Sean MacKenzie said...

How neat! :) Count me in!

sean-mackenzie {at} live {dot} com

The Fictionista
{sean-mackenzie.blogspot.com}

Dan Glass said...

Learned a lot about you Linda, Go to church with someone and don't get to know them very well, but this was short enough to read and very interesting.

Paulette said...

I've always enjoyed Linda's story-telling since I first met her on Shoutlife years ago. Enjoyed the interview! Her story about pranking her neighbor made me laugh! Loved the childhood photos too!
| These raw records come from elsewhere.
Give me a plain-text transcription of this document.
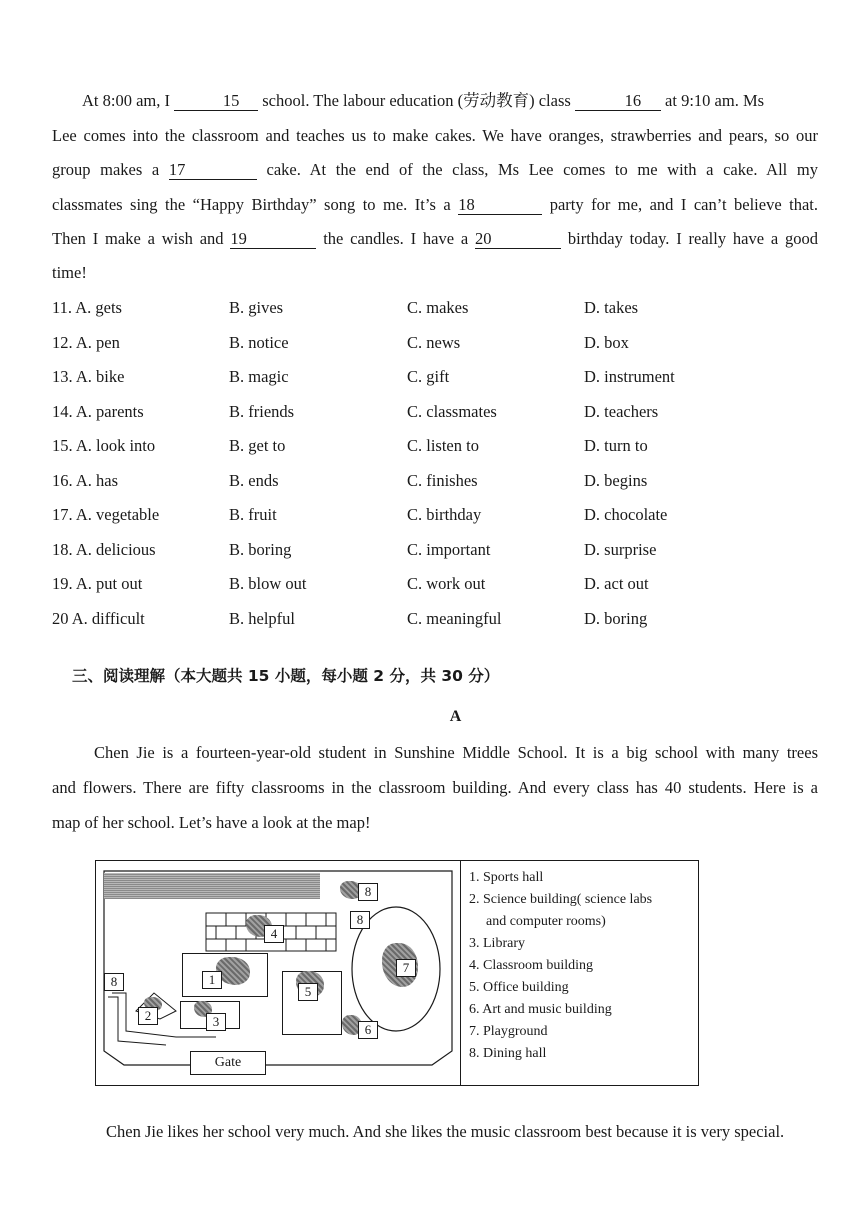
At 8:00 am, I	15 school. The labour education (劳动教育) class	16 at 9:10 am. Ms
Lee comes into the classroom and teaches us to make cakes. We have oranges, strawberries and pears, so our
group makes a 17	cake. At the end of the class, Ms Lee comes to me with a cake. All my
classmates sing the “Happy Birthday” song to me. It’s a 18	party for me, and I can’t believe that.
Then I make a wish and 19	the candles. I have a 20	birthday today. I really have a good
time!
11. A. gets	B. gives	C. makes	D. takes
12. A. pen	B. notice	C. news	D. box
13. A. bike	B. magic	C. gift	D. instrument
14. A. parents	B. friends	C. classmates	D. teachers
15. A. look into	B. get to	C. listen to	D. turn to
16. A. has	B. ends	C. finishes	D. begins
17. A. vegetable	B. fruit	C. birthday	D. chocolate
18. A. delicious	B. boring	C. important	D. surprise
19. A. put out	B. blow out	C. work out	D. act out
20 A. difficult	B. helpful	C. meaningful	D. boring
三、阅读理解（本大题共 15 小题，每小题 2 分，共 30 分）
A
Chen Jie is a fourteen-year-old student in Sunshine Middle School. It is a big school with many trees
and flowers. There are fifty classrooms in the classroom building. And every class has 40 students. Here is a
map of her school. Let’s have a look at the map!
8
8
4
1
5
7
8
2	3
6
Gate
1. Sports hall
2. Science building( science labs
and computer rooms)
3. Library
4. Classroom building
5. Office building
6. Art and music building
7. Playground
8. Dining hall
Chen Jie likes her school very much. And she likes the music classroom best because it is very special.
shopwithpauletteATyahooDOTcom

Ellen C. said...

I learned a lot about you Linda...great pictures too. Thanks for sharing this site and keep writing...you are a true inspiration.

Tammie Edington Shaw said...

How interesting. Linda and I just found out this week that we are related! Thanks for the link.

LouAnn Jackson said...

I love everything Linda writes, from comments on facebook, to stories about something that's happened in her life (Oh my!),and now her interview of her childhood!She just knows how to add "zip" and "spice" to any story...short or long! I loved this interview, because it gives me more insight on what makes Linda tick! lajackson50@aol.com

Unknown said...

I haven't know Linda for very long but ever since meeting her, she's been full of compassion and a great sense of humor.Great interview!

Karen B. King said...

Linda is one of my dearest friends and I am glad to say that I pushed her rather hardily to finish her book which I love!!!!! I already have a copy of her book in Kindle form but would love to have one in hard copy. Love you, my Twinnie!!